Thursday, July 31, 2008

Sometimes, interviewing is fun

At the risk of this sounding as odd as it actually is, I'm a freelance writer who periodically writes magazine articles about people and events, which in turn requires calling people on the telephone (as a stranger) and asking them questions.

I am also a person who doesn't really like calling up strangers on the telephone and asking them questions. It almost always turns out just fine, and productive. It's the act of picking up that phone that bothers me, until I actually do it.

Today was one of those days that the end result was just delightful.
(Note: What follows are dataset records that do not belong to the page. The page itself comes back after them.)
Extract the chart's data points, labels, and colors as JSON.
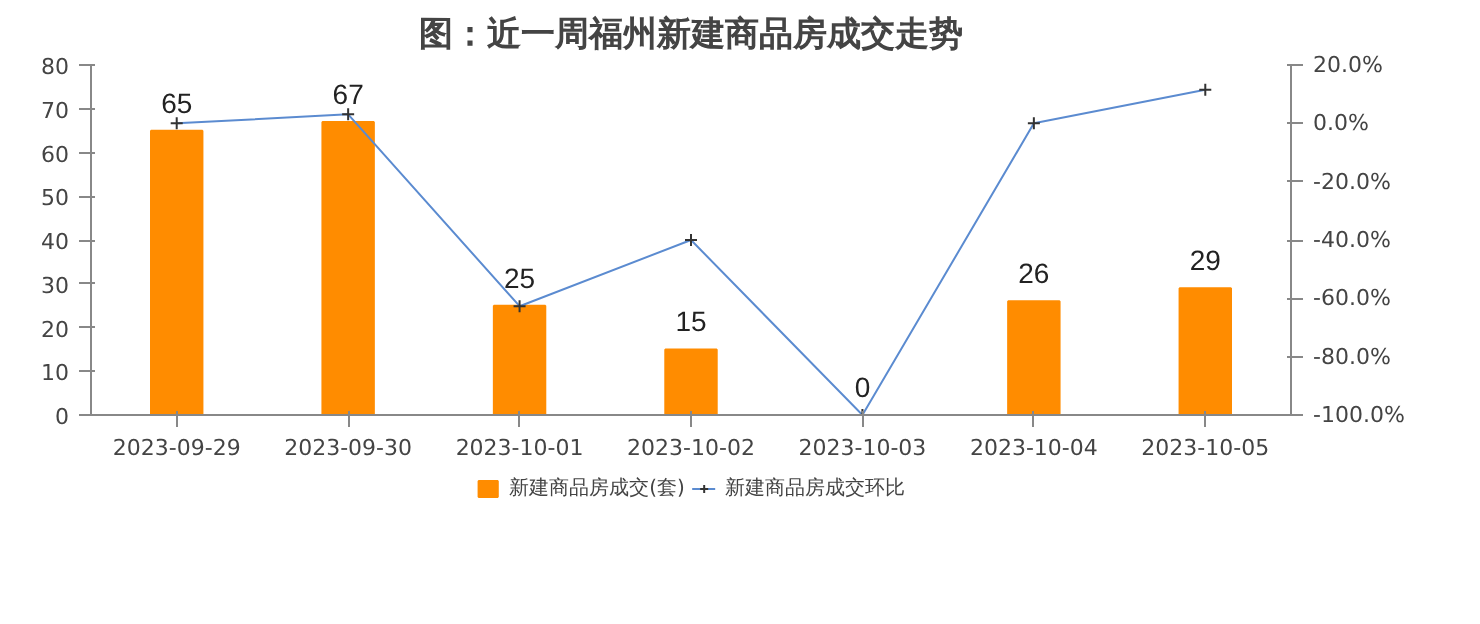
{
  "chart_data": {
    "type": "bar",
    "title": "图：近一周福州新建商品房成交走势",
    "categories": [
      "2023-09-29",
      "2023-09-30",
      "2023-10-01",
      "2023-10-02",
      "2023-10-03",
      "2023-10-04",
      "2023-10-05"
    ],
    "series": [
      {
        "name": "新建商品房成交(套)",
        "color": "#ff8c00",
        "values": [
          65,
          67,
          25,
          15,
          0,
          26,
          29
        ],
        "data_labels": true
      },
      {
        "name": "新建商品房成交环比",
        "type": "line",
        "axis": "y2",
        "color": "#5b8bd0",
        "marker": "cross",
        "line_style": "solid",
        "values": [
          0,
          3.1,
          -62.7,
          -40,
          -100,
          0,
          11.5
        ]
      }
    ],
    "ylim": [
      0,
      80
    ],
    "yticks": [
      0,
      10,
      20,
      30,
      40,
      50,
      60,
      70,
      80
    ],
    "y2lim": [
      -100,
      20
    ],
    "y2ticks": [
      {
        "value": -100,
        "label": "-100.0%"
      },
      {
        "value": -80,
        "label": "-80.0%"
      },
      {
        "value": -60,
        "label": "-60.0%"
      },
      {
        "value": -40,
        "label": "-40.0%"
      },
      {
        "value": -20,
        "label": "-20.0%"
      },
      {
        "value": 0,
        "label": "0.0%"
      },
      {
        "value": 20,
        "label": "20.0%"
      }
    ],
    "grid": false,
    "legend": "bottom"
  }
}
I am working on a piece about Piedmont Opera's upcoming production of "The Light in the Piazza." Earlier this week, I chatted on the phone with the author of the original novella, from 1960, on which the musical was based. Who set the hometown of the family in the story, for reasons all her own, in Winston-Salem, N.C., which of course makes the musical a perfect choice for Piedmont Opera based on setting alone. (The story's action takes place in Italy, however.)

Today, I got not only to chat with the artistic director and resident conductor, Jamie Allbritten (he's currently in Colorado, however), but with Adam Guettel, the musical's composer, who was kind enough to give me time to talk about how he found the story and made it into a six-Tony-award-winner of the 2005 Broadway season. For a smalltown resident in N.C., it's just not every day I get to do that. And how wonderful is it to get to write about the theater as part of my paid work? Among other things, I've been able to do a three-part article on NCSA's "West Side Story" production in Winston-Salem Monthly, and more recently, a Triad Stage profile of "Bloody Blackbeard" in Greensboro Monthly.

It's totally excellent, that's what it is!

The only downside to this whole experience is that Piedmont Opera did not consult with me when scheduling this production, and the three dates in mid-October fall right in the middle of the time Kathy and I will be out of the country. Darn it! Though I will probably make up for it by seeing a Samuel Beckett play in Dublin, so that should work out as a fair compromise.